Lesmana menghela nafas pelan. "Ini salah Ayah. Jika Ayah tak menyetujui permintaan Ibumu mungkin kalian bisa bertemu. Ketika kita berpisah kita sepakat agar tidak mencampuri urusan masing-masing dan melupakan semua yang pernah terjadi."

Shana memalingkan wajahnya ia tak menyangka jika Ayahnya merahasiakan hal sebesar ini. Merahasiakan keberadaan Ibu dan saudara kandungnya sendiri. Shana tak habis pikir dengan kedua orang tuanya.

"Jadi ketika kita berpisah, kita pergi menjalani kehidupan masing-masing tanpa di bayangi masa lalu," ujar Lesmana menatap Shana yang kini tak mau memandangnya.

"Tapi kalian gak bisa memisahkan aku dan Naya!" ucap Shana merasa muak dengan fakta ini.

"Ayah tahu, akibat perbuatan kalian. Aku gak bisa ucapin selamat tinggal kepada Naya sebelum dirinya pergi. Bahkan aku gak tahu jika Naya adalah adikku."

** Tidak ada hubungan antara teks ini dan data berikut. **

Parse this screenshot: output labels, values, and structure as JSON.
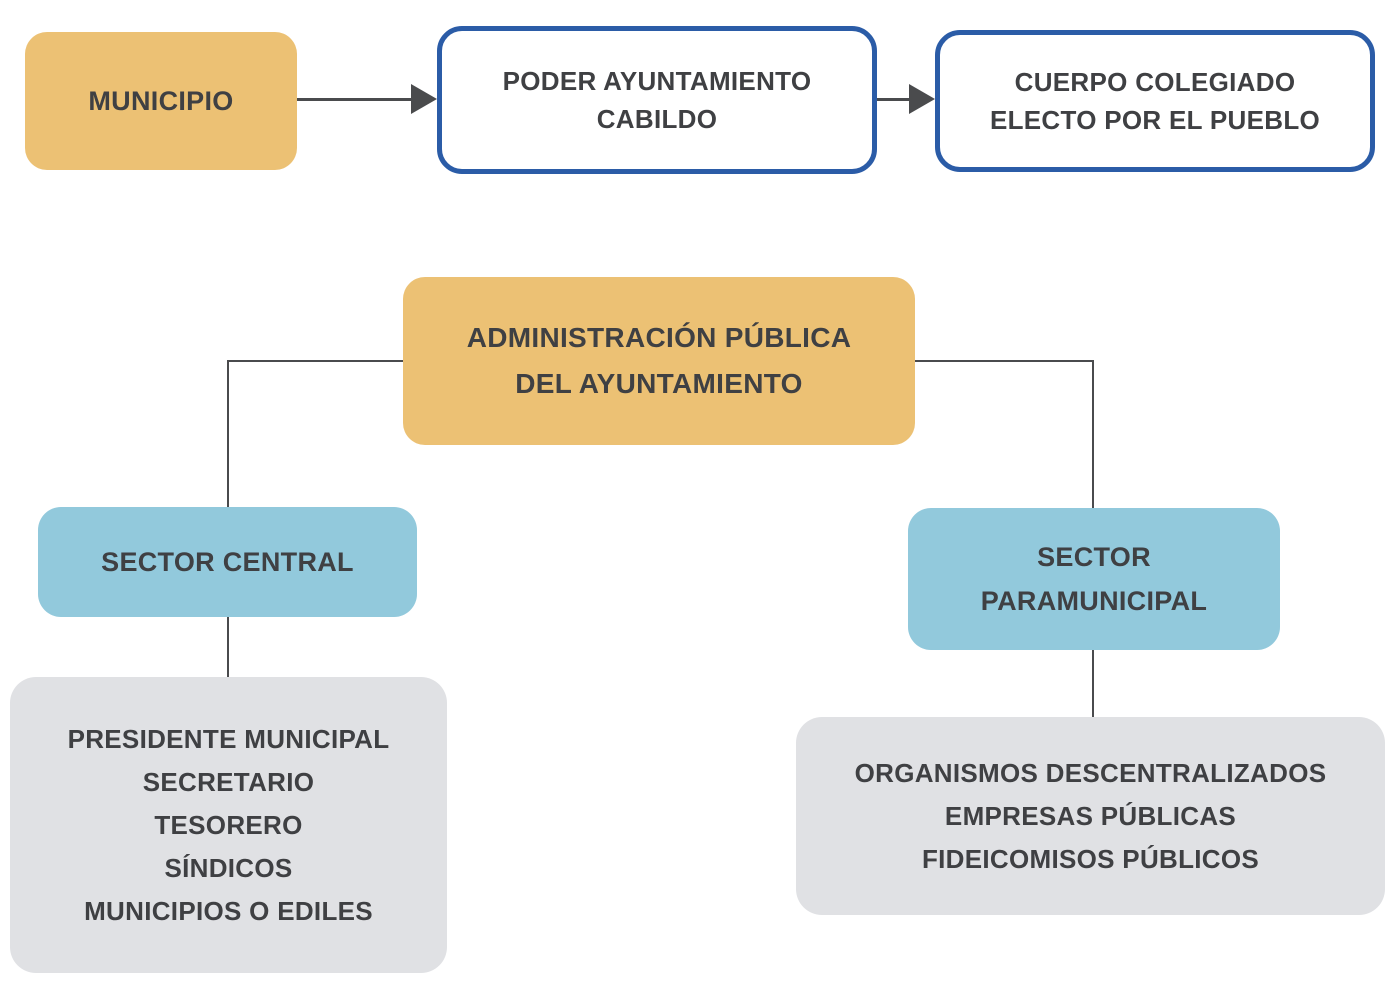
{
  "diagram": {
    "type": "flowchart-org-chart",
    "colors": {
      "orange_fill": "#ECC174",
      "blue_fill": "#92C9DC",
      "gray_fill": "#E0E1E4",
      "outline_blue": "#2B5CA7",
      "text_color": "#3F4043",
      "connector_color": "#4A4B4D",
      "background": "#FFFFFF"
    },
    "nodes": {
      "municipio": {
        "label": "MUNICIPIO"
      },
      "poder_ayuntamiento": {
        "line1": "PODER AYUNTAMIENTO",
        "line2": "CABILDO"
      },
      "cuerpo_colegiado": {
        "line1": "CUERPO COLEGIADO",
        "line2": "ELECTO POR EL PUEBLO"
      },
      "administracion": {
        "line1": "ADMINISTRACIÓN PÚBLICA",
        "line2": "DEL AYUNTAMIENTO"
      },
      "sector_central": {
        "label": "SECTOR CENTRAL",
        "members": [
          "PRESIDENTE MUNICIPAL",
          "SECRETARIO",
          "TESORERO",
          "SÍNDICOS",
          "MUNICIPIOS O EDILES"
        ]
      },
      "sector_paramunicipal": {
        "line1": "SECTOR",
        "line2": "PARAMUNICIPAL",
        "members": [
          "ORGANISMOS DESCENTRALIZADOS",
          "EMPRESAS PÚBLICAS",
          "FIDEICOMISOS PÚBLICOS"
        ]
      }
    }
  }
}
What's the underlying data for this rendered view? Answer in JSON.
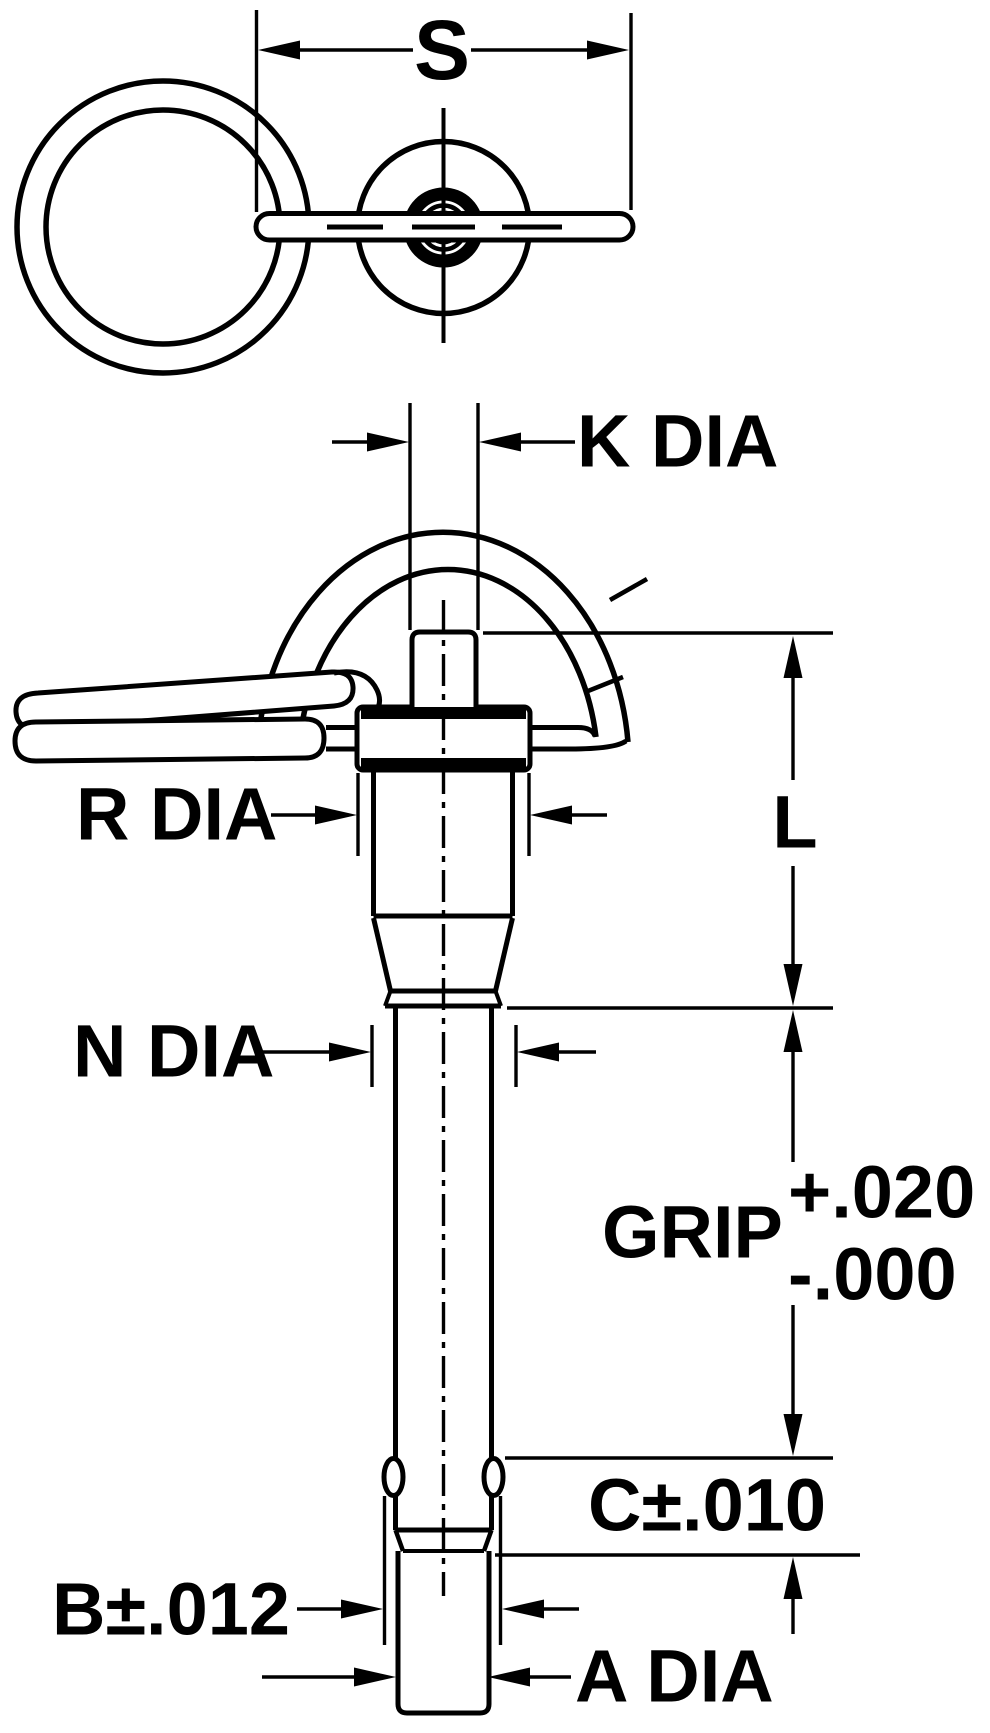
{
  "document": {
    "kind": "technical-drawing",
    "ink_color": "#000000",
    "background_color": "#ffffff"
  },
  "top_view": {
    "s_dimension": {
      "label": "S"
    }
  },
  "side_view": {
    "dimensions": {
      "k": {
        "label": "K DIA"
      },
      "r": {
        "label": "R DIA"
      },
      "l": {
        "label": "L"
      },
      "n": {
        "label": "N DIA"
      },
      "grip": {
        "label": "GRIP",
        "plus_tol": "+.020",
        "minus_tol": "-.000"
      },
      "c": {
        "label": "C±.010"
      },
      "b": {
        "label": "B±.012"
      },
      "a": {
        "label": "A DIA"
      }
    }
  }
}
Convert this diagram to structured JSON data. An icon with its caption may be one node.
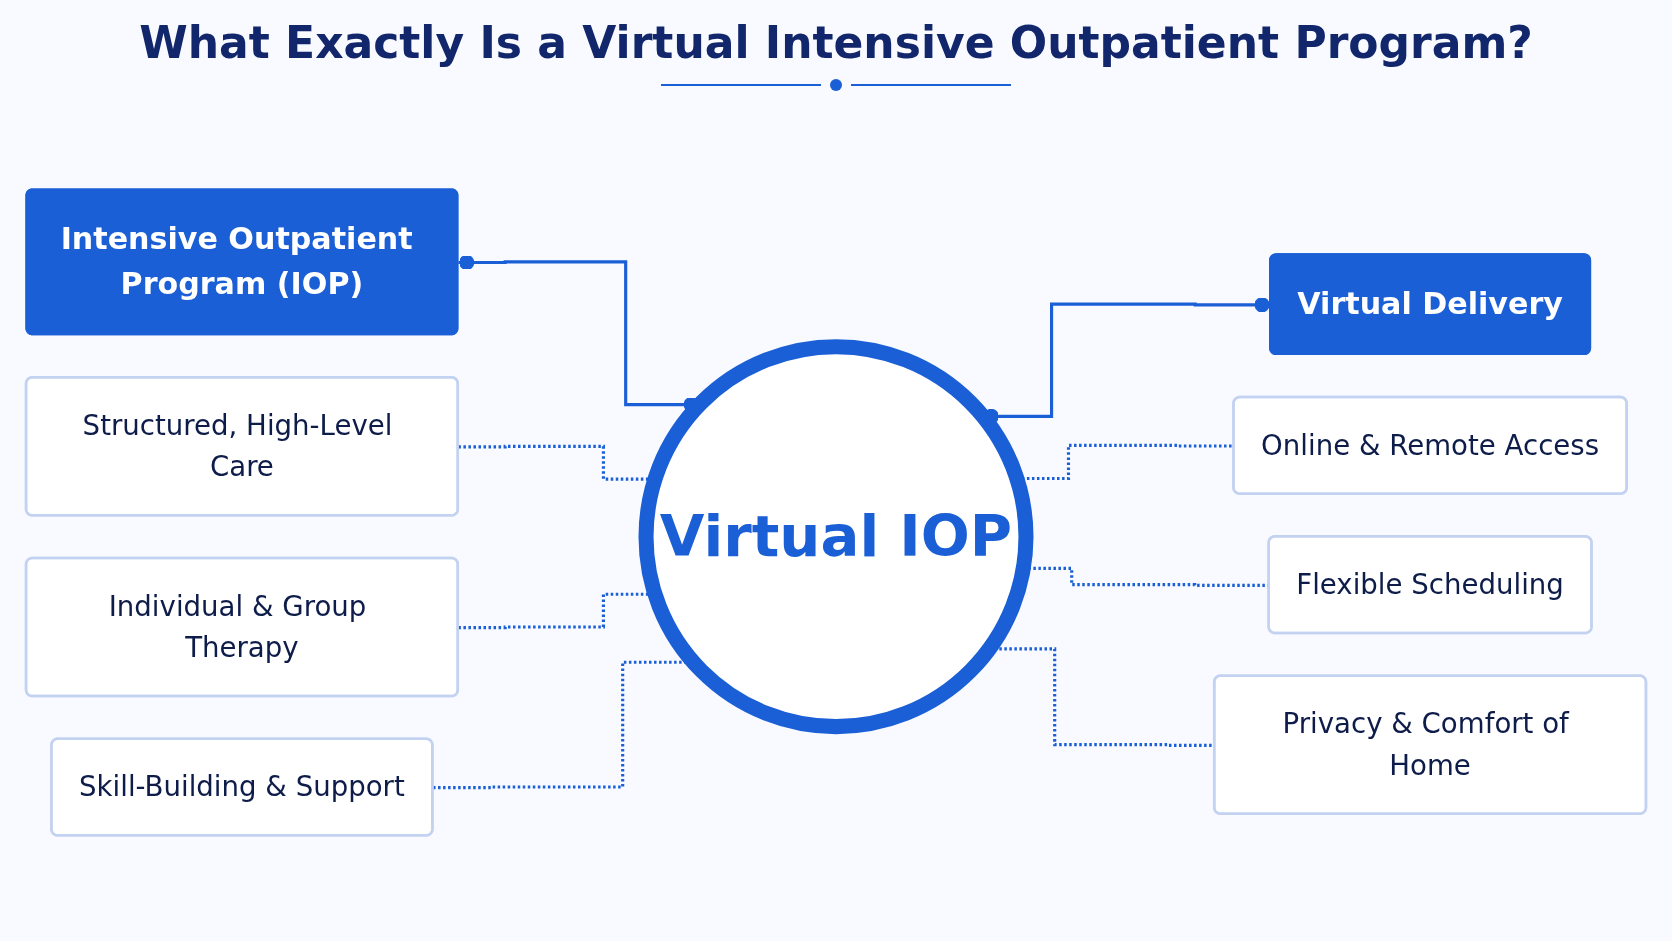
{
  "diagram": {
    "title": "What Exactly Is a Virtual Intensive Outpatient Program?",
    "nodes": [
      {
        "text": [
          "Intensive Outpatient Program (IOP)"
        ]
      },
      {
        "text": [
          "Virtual Delivery"
        ]
      },
      {
        "text": [
          "Virtual IOP"
        ]
      },
      {
        "text": [
          "Structured, High-Level Care"
        ]
      },
      {
        "text": [
          "Online & Remote Access"
        ]
      },
      {
        "text": [
          "Individual & Group Therapy"
        ]
      },
      {
        "text": [
          "Flexible Scheduling"
        ]
      },
      {
        "text": [
          "Skill-Building & Support"
        ]
      },
      {
        "text": [
          "Privacy & Comfort of Home"
        ]
      }
    ],
    "edges": [
      {
        "from": 0,
        "to": 2,
        "arrow": "other"
      },
      {
        "from": 2,
        "to": 1,
        "arrow": "other"
      },
      {
        "from": 3,
        "to": 2,
        "arrow": "none",
        "style": "dashed"
      },
      {
        "from": 5,
        "to": 2,
        "arrow": "none",
        "style": "dashed"
      },
      {
        "from": 7,
        "to": 2,
        "arrow": "none",
        "style": "dashed"
      },
      {
        "from": 2,
        "to": 4,
        "arrow": "none",
        "style": "dashed"
      },
      {
        "from": 2,
        "to": 6,
        "arrow": "none",
        "style": "dashed"
      },
      {
        "from": 2,
        "to": 8,
        "arrow": "none",
        "style": "dashed"
      }
    ]
  }
}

Shana tak bisa lagi menahan emosi yang sedari tadi di pendam. Ia meneteskan air mata di pipi mulus itu.

"Maafkan Ayah, Ayah gagal menjadi orang tua yang baik untuk kamu dan Naya," ujar Lesamana menggenggam tangan anaknya.

"Ayah tahu selama ini Naya hidup tanpa kasih sayang seorang ayah. Shana gak bisa membayangkan jika itu terjadi kepada Shana. Hidup Naya pasti sangat menderita."

"Ayah tahu, Ayah sangat menyesal atas semua ini. Kamu boleh membenci Ayah, Ayah memang pantas mendapatkan itu," ujar Lesmana lirih.

Shana memandang kembali Ayahnya yang sedang berlutut di hadapannya. Ia tak tega melihat Ayahnya seperti ini.

"Shana gak mungkin membenci Ayah, Shana hanya kecewa dengan semua kenyataan ini. Mungkin ini sudah menjadi takdir dari Tuhan." Shana menuntun sang Ayah agar duduk kembali tidak berlutut di hadapannya.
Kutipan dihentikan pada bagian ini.